Ekspor Minyak Sawit Merosot, Gapki: Mesti Diantisipasi karena Sumber Devisa

Editor: Yoyok - Rabu, 25 Januari 2023 | 18:30 WIB
Sariagri - Gabungan Pengusaha Kelapa Sawit Indonesia (Gapki) melaporkan ekspor minyak sawit atau crude palm oil//CPO Indonesia selama 4 tahun terakhir terus merosot. Bila pada 2019 ekspor mencapai 37,4 juta ton, lalu turun menjadi 34 juta ton pada 2020 dan kembali turun menjadi 33,67 juta ton pada 2021. Malah, ekspor sepanjang 2022 mencapai 30,8 juta ton atau turun 8,52 persen dibandingkan tahun sebelumnya.
Ketua Umum Gapki, Joko Supriyono mengatakan tren penurunan ekspor tersebut harus diantisipasi, sebab minyak sawit adalah salah satu sumber devisa negara.
Dia pun berharap agar situasi pada 2022 seperti kelangkaan minyak goreng dan pelarangan ekspor sawit tidak lagi terjadi tahun ini.
“Tahun 2022 paling tidak normal, mudah-mudahan dinamika yang bergejolak itu tidak terjadi lagi tahun ini,” ujar Joko seperti dikutip sejumah media pada Rabu (25/1/2023).
Kendati secara volume mengalami penurunan, nilai ekspor CPO, olahan, dan turunannya pada 2022 mencapai 39,28 miliar dolar AS atau naik 10,65 persen dibandingkan 2021 sebesar 35,5 miliar dolar AS. “Ini terjadi karena memang harga produk sawit tahun 2022 relatif lebih tinggi dari harga tahun 2021,” jelas Joko.
Joko mengungkapkan, kinerja industri sawit sepanjang 2022 dipengaruhi oleh sejumlah kejadian, antara lain cuaca yang ekstrem basah, lonjakan kasus Covid-19 pada Februari, dimulainya perang Ukraina-Rusia, harga minyak nabati termasuk minyak sawit yang sangat tinggi, harga minyak bumi yang sangat tinggi, kebijakan pelarangan ekspor produk minyak sawit oleh pemerintah 28 April - 23 Mei, harga pupuk yang tinggi, dan sangat rendahnya pencapaian program peremajaan sawit rakyat (PSR).
“Kejadian tidak biasa tersebut sangat berpengaruh terhadap kinerja industri sawit Indonesia baik dalam produksi, konsumsi, maupun ekspor,” ujar Joko.
Joko menjelaskan, secara teknis, cuaca ekstrem basah mengganggu aktivitas serangga penyerbuk dan kegiatan panen.

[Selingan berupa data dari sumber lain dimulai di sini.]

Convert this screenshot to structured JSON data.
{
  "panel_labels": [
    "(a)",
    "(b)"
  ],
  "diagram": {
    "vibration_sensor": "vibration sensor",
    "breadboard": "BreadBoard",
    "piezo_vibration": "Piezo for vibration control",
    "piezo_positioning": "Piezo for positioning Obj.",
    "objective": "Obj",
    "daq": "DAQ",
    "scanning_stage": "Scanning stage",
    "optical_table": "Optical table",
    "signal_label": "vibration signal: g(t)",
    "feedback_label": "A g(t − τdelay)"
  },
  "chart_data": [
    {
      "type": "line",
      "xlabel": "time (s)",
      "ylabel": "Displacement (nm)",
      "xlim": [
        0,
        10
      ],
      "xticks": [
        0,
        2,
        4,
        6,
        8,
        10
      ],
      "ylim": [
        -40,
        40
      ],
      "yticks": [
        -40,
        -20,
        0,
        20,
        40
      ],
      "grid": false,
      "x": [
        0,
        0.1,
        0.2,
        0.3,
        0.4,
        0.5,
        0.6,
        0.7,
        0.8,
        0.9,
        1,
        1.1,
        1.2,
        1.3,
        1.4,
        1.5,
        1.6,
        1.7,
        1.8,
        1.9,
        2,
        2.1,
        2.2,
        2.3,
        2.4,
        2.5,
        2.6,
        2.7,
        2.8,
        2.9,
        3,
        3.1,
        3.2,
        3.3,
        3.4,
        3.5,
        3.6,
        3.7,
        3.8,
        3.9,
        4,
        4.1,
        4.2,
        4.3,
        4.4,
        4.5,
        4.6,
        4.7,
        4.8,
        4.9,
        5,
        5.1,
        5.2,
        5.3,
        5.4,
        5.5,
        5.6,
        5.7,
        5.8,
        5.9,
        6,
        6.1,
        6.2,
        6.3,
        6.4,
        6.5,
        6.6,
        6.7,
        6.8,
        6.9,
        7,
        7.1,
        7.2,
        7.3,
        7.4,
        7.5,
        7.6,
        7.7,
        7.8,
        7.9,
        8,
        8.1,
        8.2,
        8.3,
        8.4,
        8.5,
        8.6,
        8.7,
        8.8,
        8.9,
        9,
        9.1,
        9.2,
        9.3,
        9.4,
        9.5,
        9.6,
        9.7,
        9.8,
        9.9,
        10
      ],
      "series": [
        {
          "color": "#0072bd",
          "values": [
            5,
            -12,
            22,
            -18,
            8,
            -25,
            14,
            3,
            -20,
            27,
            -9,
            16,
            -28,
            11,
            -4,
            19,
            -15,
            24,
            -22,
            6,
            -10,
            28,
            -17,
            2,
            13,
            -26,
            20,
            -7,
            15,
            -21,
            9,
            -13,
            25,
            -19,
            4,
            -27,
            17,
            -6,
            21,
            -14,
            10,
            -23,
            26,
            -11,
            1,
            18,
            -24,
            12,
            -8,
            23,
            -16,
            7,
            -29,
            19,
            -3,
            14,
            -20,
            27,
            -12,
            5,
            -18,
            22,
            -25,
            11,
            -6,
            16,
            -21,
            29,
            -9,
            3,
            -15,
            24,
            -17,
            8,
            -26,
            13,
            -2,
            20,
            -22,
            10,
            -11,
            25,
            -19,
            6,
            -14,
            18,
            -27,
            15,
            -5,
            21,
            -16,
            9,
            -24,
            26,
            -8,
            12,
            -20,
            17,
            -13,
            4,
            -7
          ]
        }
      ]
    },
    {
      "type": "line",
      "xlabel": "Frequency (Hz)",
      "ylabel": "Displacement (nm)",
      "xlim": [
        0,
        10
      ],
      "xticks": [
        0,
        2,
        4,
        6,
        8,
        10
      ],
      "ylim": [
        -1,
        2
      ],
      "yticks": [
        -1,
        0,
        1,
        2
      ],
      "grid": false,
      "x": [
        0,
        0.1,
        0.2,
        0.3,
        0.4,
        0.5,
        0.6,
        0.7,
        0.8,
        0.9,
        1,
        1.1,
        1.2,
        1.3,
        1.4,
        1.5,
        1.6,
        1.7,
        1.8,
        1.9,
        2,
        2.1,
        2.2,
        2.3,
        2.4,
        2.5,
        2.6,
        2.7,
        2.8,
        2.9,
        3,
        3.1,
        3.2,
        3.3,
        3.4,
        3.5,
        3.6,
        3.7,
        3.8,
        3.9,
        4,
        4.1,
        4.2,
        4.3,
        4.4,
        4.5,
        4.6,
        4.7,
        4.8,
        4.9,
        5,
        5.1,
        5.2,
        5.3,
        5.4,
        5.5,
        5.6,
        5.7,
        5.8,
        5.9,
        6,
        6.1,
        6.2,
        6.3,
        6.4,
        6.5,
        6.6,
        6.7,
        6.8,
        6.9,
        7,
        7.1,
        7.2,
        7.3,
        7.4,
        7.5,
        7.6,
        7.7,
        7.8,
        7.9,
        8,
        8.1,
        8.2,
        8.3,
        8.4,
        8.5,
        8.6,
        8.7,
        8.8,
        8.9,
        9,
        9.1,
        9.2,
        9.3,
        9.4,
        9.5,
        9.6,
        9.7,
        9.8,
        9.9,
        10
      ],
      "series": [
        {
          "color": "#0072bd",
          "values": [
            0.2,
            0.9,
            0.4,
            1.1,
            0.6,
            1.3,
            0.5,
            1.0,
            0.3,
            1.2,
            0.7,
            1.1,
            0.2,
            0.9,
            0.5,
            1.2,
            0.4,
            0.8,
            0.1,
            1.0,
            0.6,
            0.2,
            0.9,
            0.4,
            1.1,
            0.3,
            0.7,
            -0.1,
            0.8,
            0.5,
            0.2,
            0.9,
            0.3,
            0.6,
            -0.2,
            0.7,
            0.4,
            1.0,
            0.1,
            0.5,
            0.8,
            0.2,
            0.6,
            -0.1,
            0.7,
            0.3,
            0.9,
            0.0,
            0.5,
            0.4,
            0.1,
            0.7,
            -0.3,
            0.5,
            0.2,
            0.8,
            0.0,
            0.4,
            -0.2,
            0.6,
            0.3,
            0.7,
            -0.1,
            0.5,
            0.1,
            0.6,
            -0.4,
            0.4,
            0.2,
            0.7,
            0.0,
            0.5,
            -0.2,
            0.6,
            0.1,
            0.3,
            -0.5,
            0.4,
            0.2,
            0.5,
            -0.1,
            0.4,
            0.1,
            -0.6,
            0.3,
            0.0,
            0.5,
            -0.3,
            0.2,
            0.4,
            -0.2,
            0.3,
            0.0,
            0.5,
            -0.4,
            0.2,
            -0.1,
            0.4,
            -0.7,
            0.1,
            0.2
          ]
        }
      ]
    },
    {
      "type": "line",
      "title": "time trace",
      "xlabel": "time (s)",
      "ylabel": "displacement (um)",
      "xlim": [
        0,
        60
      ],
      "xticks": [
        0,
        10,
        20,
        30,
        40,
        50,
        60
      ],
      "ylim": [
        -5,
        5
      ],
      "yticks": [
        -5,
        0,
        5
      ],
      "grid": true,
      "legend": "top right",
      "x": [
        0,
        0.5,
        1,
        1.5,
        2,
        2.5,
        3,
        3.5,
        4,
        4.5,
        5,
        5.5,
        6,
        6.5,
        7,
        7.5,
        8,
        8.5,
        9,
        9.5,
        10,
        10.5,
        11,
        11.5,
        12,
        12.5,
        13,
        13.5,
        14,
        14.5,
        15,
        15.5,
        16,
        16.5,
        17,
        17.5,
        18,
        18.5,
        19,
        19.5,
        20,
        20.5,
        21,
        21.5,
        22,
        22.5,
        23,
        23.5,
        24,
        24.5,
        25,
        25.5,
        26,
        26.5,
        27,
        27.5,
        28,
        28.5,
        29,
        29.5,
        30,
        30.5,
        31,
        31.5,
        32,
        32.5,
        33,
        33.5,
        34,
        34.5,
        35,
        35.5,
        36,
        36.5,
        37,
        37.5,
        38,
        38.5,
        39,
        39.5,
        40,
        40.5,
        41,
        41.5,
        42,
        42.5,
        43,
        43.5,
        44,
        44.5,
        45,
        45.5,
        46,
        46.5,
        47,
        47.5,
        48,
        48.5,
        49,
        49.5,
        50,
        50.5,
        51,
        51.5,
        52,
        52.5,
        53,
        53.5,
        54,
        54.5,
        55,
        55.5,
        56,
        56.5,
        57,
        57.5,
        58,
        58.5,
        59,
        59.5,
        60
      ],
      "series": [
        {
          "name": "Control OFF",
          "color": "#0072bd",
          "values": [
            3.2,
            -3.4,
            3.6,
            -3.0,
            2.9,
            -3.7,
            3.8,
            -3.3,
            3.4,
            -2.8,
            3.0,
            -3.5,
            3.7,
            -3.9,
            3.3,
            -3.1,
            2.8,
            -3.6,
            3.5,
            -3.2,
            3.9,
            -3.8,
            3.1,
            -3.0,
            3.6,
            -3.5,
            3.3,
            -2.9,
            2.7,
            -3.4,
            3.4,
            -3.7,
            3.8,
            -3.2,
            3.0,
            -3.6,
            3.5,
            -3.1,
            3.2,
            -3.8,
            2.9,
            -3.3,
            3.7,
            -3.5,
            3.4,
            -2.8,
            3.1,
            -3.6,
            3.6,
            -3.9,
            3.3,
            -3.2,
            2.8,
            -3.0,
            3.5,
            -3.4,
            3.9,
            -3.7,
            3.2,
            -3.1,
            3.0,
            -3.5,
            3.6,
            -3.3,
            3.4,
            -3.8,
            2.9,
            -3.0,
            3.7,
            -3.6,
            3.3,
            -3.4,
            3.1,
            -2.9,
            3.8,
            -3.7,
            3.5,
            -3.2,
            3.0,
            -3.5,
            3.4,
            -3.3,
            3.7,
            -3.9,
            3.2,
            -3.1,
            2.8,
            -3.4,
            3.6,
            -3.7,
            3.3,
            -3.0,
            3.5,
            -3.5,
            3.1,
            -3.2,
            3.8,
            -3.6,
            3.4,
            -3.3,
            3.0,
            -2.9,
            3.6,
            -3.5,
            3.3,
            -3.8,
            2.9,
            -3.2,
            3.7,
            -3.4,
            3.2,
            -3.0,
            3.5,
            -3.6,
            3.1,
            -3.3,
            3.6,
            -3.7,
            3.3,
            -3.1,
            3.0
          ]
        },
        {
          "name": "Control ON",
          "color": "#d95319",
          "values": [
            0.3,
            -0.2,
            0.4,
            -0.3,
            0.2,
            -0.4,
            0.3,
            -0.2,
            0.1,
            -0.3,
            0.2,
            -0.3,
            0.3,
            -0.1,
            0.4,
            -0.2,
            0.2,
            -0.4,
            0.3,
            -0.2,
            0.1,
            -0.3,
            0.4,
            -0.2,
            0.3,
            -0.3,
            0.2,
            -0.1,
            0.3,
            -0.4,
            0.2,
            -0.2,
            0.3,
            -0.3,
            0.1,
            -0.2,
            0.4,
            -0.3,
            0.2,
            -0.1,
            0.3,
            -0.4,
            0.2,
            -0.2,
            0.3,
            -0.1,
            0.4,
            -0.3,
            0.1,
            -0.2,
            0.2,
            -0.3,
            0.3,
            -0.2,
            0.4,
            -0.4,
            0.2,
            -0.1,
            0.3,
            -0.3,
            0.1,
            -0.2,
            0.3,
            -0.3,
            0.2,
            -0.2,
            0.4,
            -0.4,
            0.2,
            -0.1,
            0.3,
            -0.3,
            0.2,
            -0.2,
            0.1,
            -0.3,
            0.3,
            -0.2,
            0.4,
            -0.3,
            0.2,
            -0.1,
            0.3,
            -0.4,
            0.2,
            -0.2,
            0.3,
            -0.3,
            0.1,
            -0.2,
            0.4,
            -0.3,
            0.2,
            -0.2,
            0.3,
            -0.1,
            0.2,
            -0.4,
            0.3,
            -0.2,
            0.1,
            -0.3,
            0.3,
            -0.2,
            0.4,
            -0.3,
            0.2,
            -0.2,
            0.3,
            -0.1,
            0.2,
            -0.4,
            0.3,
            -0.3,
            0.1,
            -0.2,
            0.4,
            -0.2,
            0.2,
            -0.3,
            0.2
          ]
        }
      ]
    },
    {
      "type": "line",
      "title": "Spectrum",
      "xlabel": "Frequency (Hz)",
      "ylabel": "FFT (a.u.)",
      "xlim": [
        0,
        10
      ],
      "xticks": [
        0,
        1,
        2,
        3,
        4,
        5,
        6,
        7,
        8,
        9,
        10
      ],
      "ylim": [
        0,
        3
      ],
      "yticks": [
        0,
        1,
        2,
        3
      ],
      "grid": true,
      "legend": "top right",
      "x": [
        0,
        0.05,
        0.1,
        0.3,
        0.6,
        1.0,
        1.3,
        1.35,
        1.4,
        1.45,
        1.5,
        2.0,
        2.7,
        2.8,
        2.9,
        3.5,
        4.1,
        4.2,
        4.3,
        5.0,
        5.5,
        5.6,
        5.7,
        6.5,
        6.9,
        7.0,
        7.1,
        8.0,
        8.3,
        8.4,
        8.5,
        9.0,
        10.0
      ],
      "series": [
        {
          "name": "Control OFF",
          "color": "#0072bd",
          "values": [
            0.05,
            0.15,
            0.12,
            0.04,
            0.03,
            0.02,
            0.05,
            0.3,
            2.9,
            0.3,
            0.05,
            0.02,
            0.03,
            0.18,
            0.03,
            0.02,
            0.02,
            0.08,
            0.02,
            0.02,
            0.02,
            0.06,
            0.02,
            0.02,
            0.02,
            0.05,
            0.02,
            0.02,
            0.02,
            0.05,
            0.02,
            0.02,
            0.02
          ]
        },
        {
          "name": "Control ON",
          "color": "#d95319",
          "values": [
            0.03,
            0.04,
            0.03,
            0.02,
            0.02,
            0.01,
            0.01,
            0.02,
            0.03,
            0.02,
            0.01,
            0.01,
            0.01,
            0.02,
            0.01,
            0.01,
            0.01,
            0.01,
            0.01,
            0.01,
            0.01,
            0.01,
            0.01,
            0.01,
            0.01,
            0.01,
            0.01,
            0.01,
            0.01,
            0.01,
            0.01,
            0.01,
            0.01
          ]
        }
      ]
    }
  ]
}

Kemudian, pupuk yang mahal dan sulit diperoleh mengganggu kegiatan pemeliharaan tanaman. Lalu, pelarangan ekspor menyebabkan buah tidak dipanen, tidak hanya pada periode pelarangan tetapi juga beberapa bulan sesudahnya ketika stok masih sangat tinggi.
“Program PSR yang tidak mencapai target dan pertambahan luas areal yang secara total hanya 600.000 hektare dalam 5 tahun terakhir akibat moratorium perizinan berusaha untuk kelapa sawit menyebabkan hilangnya harapan kenaikan produksi dari tanaman-tanaman baru,” jelas Joko.
Baca Juga: Ekspor Minyak Sawit Merosot, Gapki: Mesti Diantisipasi karena Sumber DevisaPresiden Jokowi Larang Ekspor CPO, Petani: Sangat Menyakitkan
Selain itu, dia menuturkan, harga yang sangat tinggi juga menyebabkan penundaan replanting oleh banyak pekebun sehingga porsi tanaman tua yang produktivitasnya lebih rendah menjadi lebih banyak. Situasi ini berkontribusi terhadap pencapaian produksi CPO pada 2022 sebesar 46,73 juta ton, lebih rendah dari produksi pada 2021 sebesar 46,88 juta ton.
“Ini merupakan tahun ke-4 berturut-turut di mana produksi cenderung terus turun atau stagnan sejak kelapa sawit diusahakan secara komersial di Indonesia,” ucap Joko.